NEW CLUES: July’s first hints dropped for Utah Treasure Hunt

Utah Treasure Hunt

Courtesy of John Maxim

UTAH (ABC4) – As the hunt for $10,000 buried somewhere in the Utah wilderness hits the two-week mark, the buriers John Maxim and David Cline, have provided a couple of additional hints via email to those on their early hint email list.

With dozens, and likely hundreds, of local and even non-local, fortune seekers hitting the trails in Utah in search of the cash, buried near a stone bear, Cline tells ABC4.com that the response has been much bigger than he expected.
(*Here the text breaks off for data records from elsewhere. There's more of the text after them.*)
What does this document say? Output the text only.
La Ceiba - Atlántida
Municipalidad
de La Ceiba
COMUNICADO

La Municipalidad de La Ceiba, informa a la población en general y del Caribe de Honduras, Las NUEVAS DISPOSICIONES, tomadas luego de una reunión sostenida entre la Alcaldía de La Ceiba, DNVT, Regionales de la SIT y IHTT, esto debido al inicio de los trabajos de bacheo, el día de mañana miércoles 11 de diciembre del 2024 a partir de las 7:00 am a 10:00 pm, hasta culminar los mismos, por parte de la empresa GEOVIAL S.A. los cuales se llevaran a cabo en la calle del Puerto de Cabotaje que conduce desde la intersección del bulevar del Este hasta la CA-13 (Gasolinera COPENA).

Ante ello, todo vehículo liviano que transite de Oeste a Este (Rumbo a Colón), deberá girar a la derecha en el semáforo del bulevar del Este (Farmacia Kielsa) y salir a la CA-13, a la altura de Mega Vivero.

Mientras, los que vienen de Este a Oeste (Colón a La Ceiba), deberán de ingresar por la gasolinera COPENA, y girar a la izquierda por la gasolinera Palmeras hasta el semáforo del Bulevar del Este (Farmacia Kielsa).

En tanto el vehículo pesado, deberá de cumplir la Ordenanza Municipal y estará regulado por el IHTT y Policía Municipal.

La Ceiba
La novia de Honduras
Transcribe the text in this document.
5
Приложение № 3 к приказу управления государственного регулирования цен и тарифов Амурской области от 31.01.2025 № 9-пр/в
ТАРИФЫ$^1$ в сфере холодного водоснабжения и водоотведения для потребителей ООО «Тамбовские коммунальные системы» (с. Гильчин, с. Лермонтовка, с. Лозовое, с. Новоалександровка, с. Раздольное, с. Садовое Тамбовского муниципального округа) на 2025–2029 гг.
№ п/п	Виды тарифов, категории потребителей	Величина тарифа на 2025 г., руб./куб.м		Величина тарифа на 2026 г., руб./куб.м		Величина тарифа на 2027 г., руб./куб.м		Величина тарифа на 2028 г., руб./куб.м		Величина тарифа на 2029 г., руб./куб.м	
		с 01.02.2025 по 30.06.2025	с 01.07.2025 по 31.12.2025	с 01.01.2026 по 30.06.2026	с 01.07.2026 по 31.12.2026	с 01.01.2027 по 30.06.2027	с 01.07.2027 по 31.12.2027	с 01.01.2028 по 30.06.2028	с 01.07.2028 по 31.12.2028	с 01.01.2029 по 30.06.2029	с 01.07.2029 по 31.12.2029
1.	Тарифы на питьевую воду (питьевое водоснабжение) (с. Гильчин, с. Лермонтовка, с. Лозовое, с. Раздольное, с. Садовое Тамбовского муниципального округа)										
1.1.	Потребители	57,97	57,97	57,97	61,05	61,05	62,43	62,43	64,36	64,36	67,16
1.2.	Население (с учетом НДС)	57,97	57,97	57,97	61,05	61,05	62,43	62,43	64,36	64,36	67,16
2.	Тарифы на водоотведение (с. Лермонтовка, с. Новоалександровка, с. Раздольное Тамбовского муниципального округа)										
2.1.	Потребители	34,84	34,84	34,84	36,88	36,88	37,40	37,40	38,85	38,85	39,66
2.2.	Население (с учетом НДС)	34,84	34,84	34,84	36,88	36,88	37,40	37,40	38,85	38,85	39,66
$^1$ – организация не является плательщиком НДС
“It’s been amazing. I’ve gotten over 1,000 people messaging me like saying ‘Hey, this whole thing has kind of rekindled our love of nature and even relationships like families have bonded over trying to solve this. It’s grown into this crazy thing and I just never would have even imagined this,” he says.

In the early hint email, for which Cline and Maxim have provided a signup list on their website, two additional tips were given to guide the treasure seekers.

Hint #1 – It’s closer than you think

“From the time we parked the car to the time we arrived where the chest is hidden, was approximately 1 hour. No need to trek 10 miles into the backcountry. Unless you think John can hike that fast…” the guys explain in the email.

Hint #2 – But it’s not that easy

“None of the words in the poem are the same as trail names or prominent locations. We didn’t want to make it that easy for you,” the email continues.

BONUS HINT

At the bottom of the email, Cline and Maxim included an additional hint, which appears to be a cryptic string of letters. Cline, who describes himself as a “history nerd,” has implemented a cipher based on an ancient Roman technique known as the “Cesar shift,” and other code-making methods.

XGAWOEJEGWGXABCTWXWGXY

Cline confirms however, that many online have broken the code which correctly reads as “Where sailors rest.”

While the treasure is somewhat underground, Cline and Maxim remind seekers that there is no need to dig holes on the side of the trails. They say scraping some dirt and loose rocks away would be sufficient.